The Federal Trade Commission (FTC) and several state attorneys general have taken legal action to prevent Kroger, the nation’s largest supermarket chain, from finalizing its $24.6 billion purchase of Albertsons, a major grocery chain. The lawsuit alleges that the proposed merger would harm competition within the industry, potentially leading to increased grocery prices for consumers and undermining the bargaining power of grocery store employees.
Henry Liu, the director of the FTC’s Bureau of Competition, expressed concerns about the potential impact of the merger on consumers. He highlighted the steady rise in grocery prices in recent years and warned that Kroger’s acquisition of Albertsons could further exacerbate financial strain for consumers across the country.
Joining the FTC in the lawsuit are attorneys general from Arizona, California, Illinois, Maryland, Nevada, New Mexico, Oregon, Wyoming, and the District of Columbia. This legal action reflects the Biden administration’s stance on challenging mergers that could harm competition, following previous cases involving companies like Amgen, JetBlue, and Microsoft.
Kroger and Albertsons have defended the merger, arguing that it is necessary for them to compete against large retailers like Walmart, Costco, and Amazon. However, critics, including consumer advocates, politicians, unions, and independent grocery stores, have voiced concerns about the consolidation of power resulting from the merger.
The proposed acquisition would create a supermarket giant with revenue exceeding $200 billion and approximately 5,000 stores nationwide. Kroger operates 2,750 grocery stores under various banners, including Ralphs and Harris Teeter, while Albertsons runs 2,200 supermarkets under names like Safeway and Vons.
Opponents of the merger argue that it would reduce competition and limit consumer choice, particularly in markets where Kroger and Albertsons have significant overlap. They fear that the merger could lead to higher grocery prices and potential job losses.
Stacy Mitchell from the Institute for Local Self-Reliance emphasized the outsized power of large retailers like Kroger and Albertsons, noting their ability to pressure suppliers for discounts and benefits not available to smaller retailers. Marc Perrone, president of the United Food and Commercial Workers International Union, expressed concern about the potential negative impact on workers at Kroger and Albertsons.
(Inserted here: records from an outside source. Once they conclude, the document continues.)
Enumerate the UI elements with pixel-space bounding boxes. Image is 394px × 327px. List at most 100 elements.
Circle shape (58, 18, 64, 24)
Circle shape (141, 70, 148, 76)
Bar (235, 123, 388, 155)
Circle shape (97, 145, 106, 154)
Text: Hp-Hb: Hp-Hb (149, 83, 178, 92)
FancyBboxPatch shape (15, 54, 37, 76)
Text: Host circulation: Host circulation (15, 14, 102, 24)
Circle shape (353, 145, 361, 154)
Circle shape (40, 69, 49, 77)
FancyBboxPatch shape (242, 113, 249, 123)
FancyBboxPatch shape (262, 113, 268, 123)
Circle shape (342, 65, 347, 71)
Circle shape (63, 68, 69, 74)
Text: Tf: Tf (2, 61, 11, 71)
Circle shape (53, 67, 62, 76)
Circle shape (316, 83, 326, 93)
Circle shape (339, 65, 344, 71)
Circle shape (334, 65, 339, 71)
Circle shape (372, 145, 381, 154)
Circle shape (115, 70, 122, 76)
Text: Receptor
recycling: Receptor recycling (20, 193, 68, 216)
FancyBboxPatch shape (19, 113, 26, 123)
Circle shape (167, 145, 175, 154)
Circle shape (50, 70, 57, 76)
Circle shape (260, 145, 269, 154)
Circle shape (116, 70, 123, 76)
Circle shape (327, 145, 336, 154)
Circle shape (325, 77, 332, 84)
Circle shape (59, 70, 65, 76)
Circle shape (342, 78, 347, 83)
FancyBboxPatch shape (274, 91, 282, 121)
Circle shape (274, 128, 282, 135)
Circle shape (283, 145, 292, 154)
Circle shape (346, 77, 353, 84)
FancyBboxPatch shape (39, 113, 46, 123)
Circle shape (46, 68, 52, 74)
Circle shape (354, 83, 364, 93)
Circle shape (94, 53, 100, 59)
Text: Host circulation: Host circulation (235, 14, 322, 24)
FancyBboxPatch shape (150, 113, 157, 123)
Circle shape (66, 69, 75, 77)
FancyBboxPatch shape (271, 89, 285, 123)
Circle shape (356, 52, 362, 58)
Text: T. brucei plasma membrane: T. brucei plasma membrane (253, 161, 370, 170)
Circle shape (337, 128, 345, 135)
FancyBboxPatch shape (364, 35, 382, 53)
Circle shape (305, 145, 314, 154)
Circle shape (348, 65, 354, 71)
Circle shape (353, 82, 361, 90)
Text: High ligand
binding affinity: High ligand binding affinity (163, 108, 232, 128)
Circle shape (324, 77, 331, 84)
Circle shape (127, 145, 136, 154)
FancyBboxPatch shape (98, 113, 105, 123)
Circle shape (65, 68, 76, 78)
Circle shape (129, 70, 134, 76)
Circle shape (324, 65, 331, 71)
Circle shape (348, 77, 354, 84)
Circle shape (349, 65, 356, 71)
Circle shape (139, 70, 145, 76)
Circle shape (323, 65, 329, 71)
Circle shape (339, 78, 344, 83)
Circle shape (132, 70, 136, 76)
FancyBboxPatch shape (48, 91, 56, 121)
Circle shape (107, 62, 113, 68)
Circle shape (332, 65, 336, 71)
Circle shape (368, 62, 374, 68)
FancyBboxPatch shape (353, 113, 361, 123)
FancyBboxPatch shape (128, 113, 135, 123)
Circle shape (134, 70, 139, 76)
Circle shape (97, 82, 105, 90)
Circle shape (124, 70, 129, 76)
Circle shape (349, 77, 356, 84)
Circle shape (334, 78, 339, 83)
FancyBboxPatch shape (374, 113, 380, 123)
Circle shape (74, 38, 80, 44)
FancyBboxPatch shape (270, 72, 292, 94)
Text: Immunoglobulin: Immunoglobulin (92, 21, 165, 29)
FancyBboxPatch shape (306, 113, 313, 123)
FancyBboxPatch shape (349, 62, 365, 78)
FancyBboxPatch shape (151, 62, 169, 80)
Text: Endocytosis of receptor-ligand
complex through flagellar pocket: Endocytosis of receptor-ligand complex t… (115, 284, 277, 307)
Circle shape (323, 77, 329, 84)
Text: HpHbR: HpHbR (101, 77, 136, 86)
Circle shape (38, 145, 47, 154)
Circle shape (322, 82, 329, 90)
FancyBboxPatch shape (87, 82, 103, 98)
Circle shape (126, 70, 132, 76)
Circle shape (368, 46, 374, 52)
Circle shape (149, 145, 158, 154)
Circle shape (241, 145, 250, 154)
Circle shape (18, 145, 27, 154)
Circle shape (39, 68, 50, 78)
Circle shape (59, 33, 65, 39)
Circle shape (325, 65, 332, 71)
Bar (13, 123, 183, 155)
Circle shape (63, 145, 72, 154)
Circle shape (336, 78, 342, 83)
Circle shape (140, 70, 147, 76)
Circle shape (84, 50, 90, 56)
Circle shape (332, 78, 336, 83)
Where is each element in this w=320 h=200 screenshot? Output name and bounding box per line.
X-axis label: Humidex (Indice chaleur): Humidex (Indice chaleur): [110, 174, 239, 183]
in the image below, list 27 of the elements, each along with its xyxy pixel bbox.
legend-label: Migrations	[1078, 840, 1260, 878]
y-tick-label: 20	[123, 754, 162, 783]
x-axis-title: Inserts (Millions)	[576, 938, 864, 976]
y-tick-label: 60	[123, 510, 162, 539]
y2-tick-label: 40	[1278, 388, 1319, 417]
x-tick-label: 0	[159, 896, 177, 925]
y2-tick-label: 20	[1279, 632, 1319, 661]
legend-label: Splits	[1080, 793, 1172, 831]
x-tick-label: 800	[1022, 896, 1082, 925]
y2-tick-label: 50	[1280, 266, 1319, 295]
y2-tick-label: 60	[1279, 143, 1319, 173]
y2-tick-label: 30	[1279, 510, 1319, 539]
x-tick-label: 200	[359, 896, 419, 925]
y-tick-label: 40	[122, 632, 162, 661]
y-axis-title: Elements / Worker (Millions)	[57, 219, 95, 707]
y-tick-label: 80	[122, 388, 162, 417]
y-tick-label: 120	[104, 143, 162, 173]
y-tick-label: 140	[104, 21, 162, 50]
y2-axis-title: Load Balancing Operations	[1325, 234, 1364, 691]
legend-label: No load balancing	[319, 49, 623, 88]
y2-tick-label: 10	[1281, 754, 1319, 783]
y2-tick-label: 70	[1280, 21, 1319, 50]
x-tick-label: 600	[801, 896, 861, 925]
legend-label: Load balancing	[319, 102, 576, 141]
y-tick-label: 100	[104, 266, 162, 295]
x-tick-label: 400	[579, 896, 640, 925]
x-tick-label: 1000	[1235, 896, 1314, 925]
In response to criticism, Kroger announced plans to invest $1 billion in wage increases and benefits for employees. Additionally, both Kroger and Albertsons proposed selling 413 stores to C&S Wholesale Grocers for $1.9 billion to address antitrust concerns. However, the FTC argued that this divestiture plan was insufficient to mitigate the anti-competitive effects of the merger.
The FTC raised concerns about the decline in quality that could result from the merger, citing the competition between Kroger and Albertsons in areas such as fresh produce and customer service. The agency argued that the incentive to compete would diminish if the two companies were to merge, potentially leading to a deterioration in product quality and service.
Critics also raised questions about the financial motivations behind the merger, particularly the significant dividend payment made to Albertsons’ private equity owners. Following legal challenges, Albertsons distributed a $4 billion dividend to its shareholders, primarily benefiting private equity firm Cerberus, which held a majority stake in the company.
As the legal battle unfolds, the focus remains on preserving competition within the grocery industry and protecting the interests of consumers and workers. The outcome of the lawsuit will have significant implications for the future landscape of the supermarket sector in the United States.